- Born: Theresa Goldmannová 17 November 1923 Český Těšín, Czechoslovakia
- Died: 1 March 2016 (aged 92) Paris, France
- Education: Art Students League of New York Atelier 17
- Known for: Painting

= Terry Haass =

French artist (1923–2016)

Terry Haass (née Goldmannová; 17 November 1923 – 1 March 2016) was a Czechoslovak-born French artist known for her printmaking, painting, and sculpture.

==Biography==
Haass was born on 17 November 1923 in Český Těšín, Czechoslovakia. in 1938 she and her family fled from antisemitism in Czechoslovakia to Paris, France then fled the Nazi invasion there, settling in New York in 1941. Around that time she married Walter Haass who she later divorced.

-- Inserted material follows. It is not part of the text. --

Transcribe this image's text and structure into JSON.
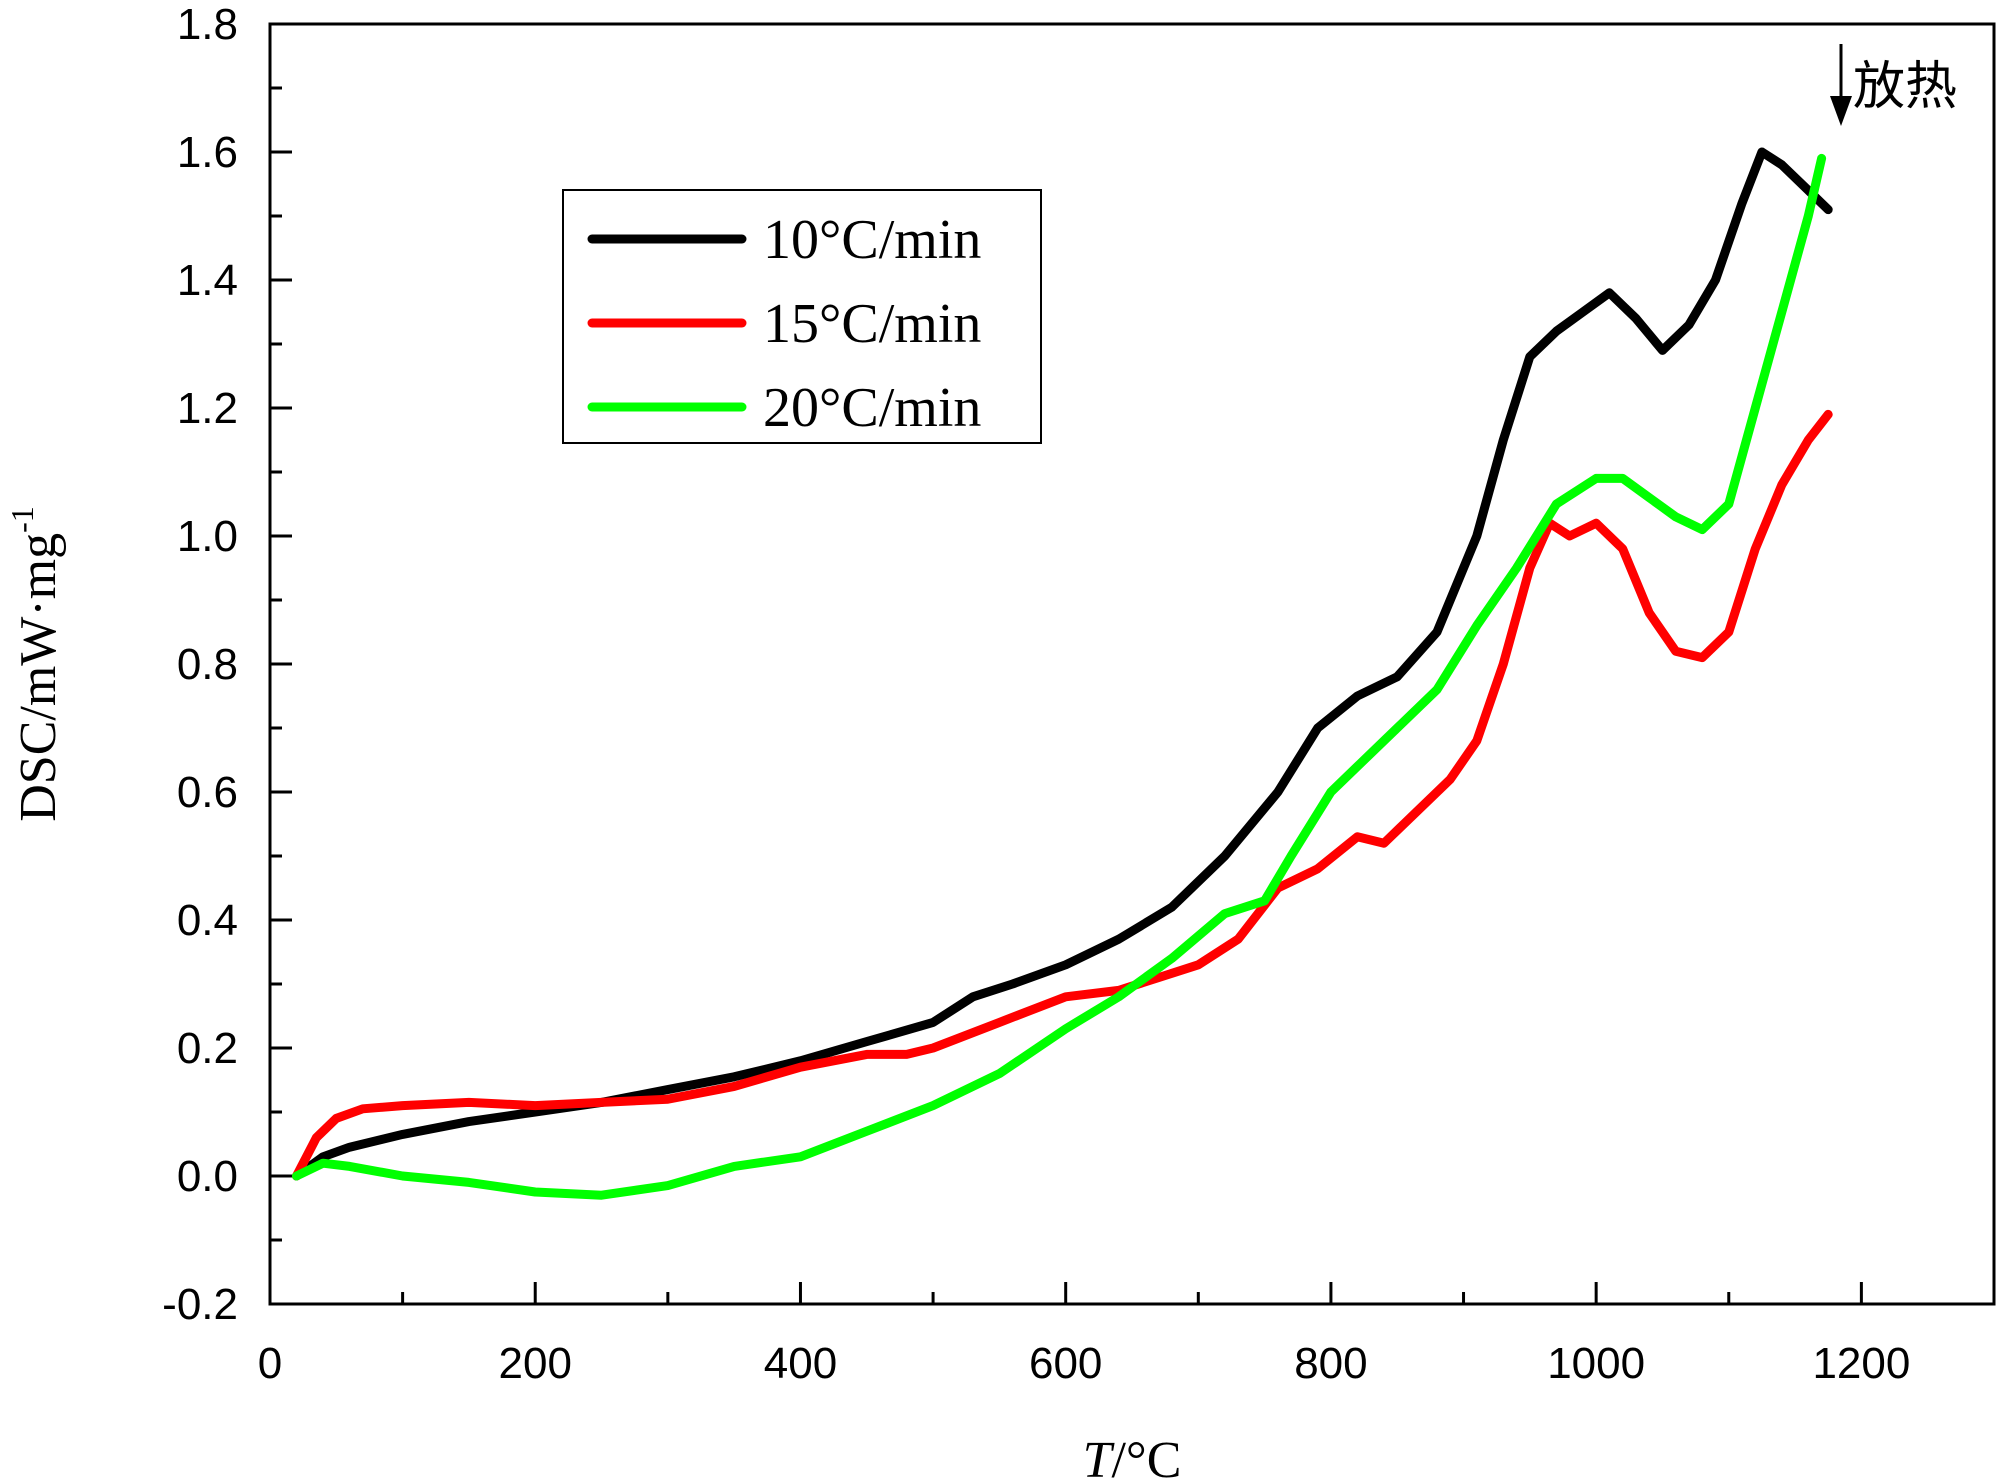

In New York City, Haass attended the Art Students League of New York and the Atelier 17. In 1951, she and fellow artist Harry Hoehn co-directed the New York location of Atelier 17. By the end of that year Haass moved back to Paris. In 1952, Haass had a solo exhibition at the Smithsonian Institution. In 1953, Haass' work was included in the Museum of Modern Art's Young American Printmakers exhibition.

Haass studied and worked in Paris, becoming a French citizen in 1963.

Haass died on 1 March 2016, aged 92, in Paris.